My blogging history
I started my first blog on blogspot, like everyone else, “Thought Outflux” at prototypeangel.blogspot.com (it’s still there if you care to look), and wrote the standard “feelings” crap over there, like everyone else did.
I moved to wordpress, and didn’t know about wordpress.com, but went to another wordpress mu site.
After a while I lost the blog in an accident, and decided to move on to hosted wordpress. I got an account at frihost, and worked with php/mysql for the first time, and soon after, bought a domain name and started posting on it.
Chronology of Posting
I was caught up in the “Techblog” craze once upon a time. I was writing small articles on howtos, etc, and used to occasionally get some good traffic. I was careful not to digg too many of my own stories, or stumble them, etc.
Eventually, I felt I needed to stop trying to monetize, and make a humble personal blog, and started off in that direction and it seemed to work fine for me. Soon after I realized I’d like to write some tech based articles, but I wanted to keep this seperate from my personal weblog, so I got hold of PingPulse.
Right now, I just post small tidbits, and a small section of my many thoughts. This is again to see for fun, how I was a few years in the past, and how my style of writing, presentation and my emotional maturity has increased over time immemorial.
On blogspot and other things I don’t like:
I hate blogspot. Period. The reason is simple. There are thousands of voices in the world today, and all of them want to be heard. Often, you need a rough benchmark or an indicator of what’s a better voice to listen to, or which should be taken more seriously. If you have someone with “arbitramblings.blogspot.com” or “myname.net”, which would you take more seriously? (turns out the blogspot site does exist. goes ahead to prove my point)
Though there are plenty of good reading material on blogspot, no even slightly experienced blogger would ever, ever take one seriously. Save a few exceptions that started on blogspot and stayed there (like digital inspiration, etc), almost all of it is noise.
What annoys me more than anything else is the titles people give to them. Try searching for “blogspot and ramblings” on google, and you see the nearly two million blogs with “ramblings” in the title.
Ramblings is not a real english word, or at least wikipedia doesn’t seem to have it. Also searching for it is hard under blogspot noise.
On TechBlogs
I’ve always seen techblogs like any of the other big fads. While I appreciate the patience and dedication with which some people write, one thing annoys me: there’s no major skill involved. No programming language, no embedded systems, no technicalities, nothing.
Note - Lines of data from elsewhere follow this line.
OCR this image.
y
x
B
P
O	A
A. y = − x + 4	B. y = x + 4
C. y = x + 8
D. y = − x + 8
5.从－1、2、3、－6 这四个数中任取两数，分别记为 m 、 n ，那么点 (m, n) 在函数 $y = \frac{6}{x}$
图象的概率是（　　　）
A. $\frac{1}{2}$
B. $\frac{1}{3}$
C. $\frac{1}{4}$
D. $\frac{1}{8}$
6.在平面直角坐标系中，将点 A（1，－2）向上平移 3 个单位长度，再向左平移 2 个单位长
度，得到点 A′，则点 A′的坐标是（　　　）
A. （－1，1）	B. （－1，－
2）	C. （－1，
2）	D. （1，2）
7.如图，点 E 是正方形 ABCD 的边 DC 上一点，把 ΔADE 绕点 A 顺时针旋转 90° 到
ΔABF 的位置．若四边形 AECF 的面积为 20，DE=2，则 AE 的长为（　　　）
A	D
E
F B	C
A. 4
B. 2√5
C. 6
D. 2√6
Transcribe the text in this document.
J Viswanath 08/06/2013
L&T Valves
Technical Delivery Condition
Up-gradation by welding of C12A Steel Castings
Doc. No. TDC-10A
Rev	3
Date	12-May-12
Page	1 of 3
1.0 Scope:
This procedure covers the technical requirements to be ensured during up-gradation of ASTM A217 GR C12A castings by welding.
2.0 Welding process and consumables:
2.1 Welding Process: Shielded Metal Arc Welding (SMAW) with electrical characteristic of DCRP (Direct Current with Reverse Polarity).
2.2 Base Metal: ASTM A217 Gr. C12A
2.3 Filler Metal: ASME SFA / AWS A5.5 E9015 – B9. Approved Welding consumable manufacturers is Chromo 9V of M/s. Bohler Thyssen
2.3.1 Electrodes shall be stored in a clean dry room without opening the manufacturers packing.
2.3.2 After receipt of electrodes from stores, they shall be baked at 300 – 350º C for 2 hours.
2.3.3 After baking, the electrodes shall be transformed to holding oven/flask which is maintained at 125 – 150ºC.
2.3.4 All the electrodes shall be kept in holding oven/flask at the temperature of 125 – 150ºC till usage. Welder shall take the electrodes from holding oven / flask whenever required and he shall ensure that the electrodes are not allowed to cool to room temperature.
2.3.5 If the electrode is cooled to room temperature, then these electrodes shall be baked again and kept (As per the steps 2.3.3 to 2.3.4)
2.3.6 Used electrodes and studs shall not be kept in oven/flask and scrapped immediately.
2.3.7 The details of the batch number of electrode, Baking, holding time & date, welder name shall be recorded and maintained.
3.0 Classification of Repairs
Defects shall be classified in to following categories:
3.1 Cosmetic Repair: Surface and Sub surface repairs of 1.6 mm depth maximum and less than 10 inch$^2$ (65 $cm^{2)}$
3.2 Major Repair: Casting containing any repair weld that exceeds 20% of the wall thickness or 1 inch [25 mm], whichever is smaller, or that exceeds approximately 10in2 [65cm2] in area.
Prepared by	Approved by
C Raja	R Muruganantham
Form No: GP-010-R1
Anyone can do it, and when anyone can do it, I get skeptical about it.
Think about it, several people go through years and years of training to write software, design hardware, test things, market them, etc, etc, and here you have anyone… nearly anyone, with a good idea of the current happenings in technology giving their two cents and people actually listening.
On My hype ideas
I always used to build blog-castles in the air. If there’s one thing I’ve learnt it’s that: If you have something good enough, people will come to you. you don’t need to go looking for them. I’ve had a few surges in traffic. I wrote a good article and people started to come. Biggest of all was my OneClick plugin for wordpress, which gave me more than 120 incoming links, lots of traffic and about 5 measly clicks on adsense, after which I removed the adsense blocks.
I believe, or it’s my strategy if you will, to write things that’s not there elsewhere all around. If you write about “five useful greasemonkey tools to enhance google reader”, it’s something people’ve already read. Otherwise finding new downloads, tools, utilities, etc, is what can make a lot more people want to come in.
[Update]I decided to enter this part in Rishi’s “Blogging Strategy Contest“
Ultimately, perseverence is the only thing that will pay off. Wether it’s in relentless writing, learning a programming language and writing opensource software, testing out unstable operating systems, all that is painful comes with pleasure, all that is with risk comes with due reward.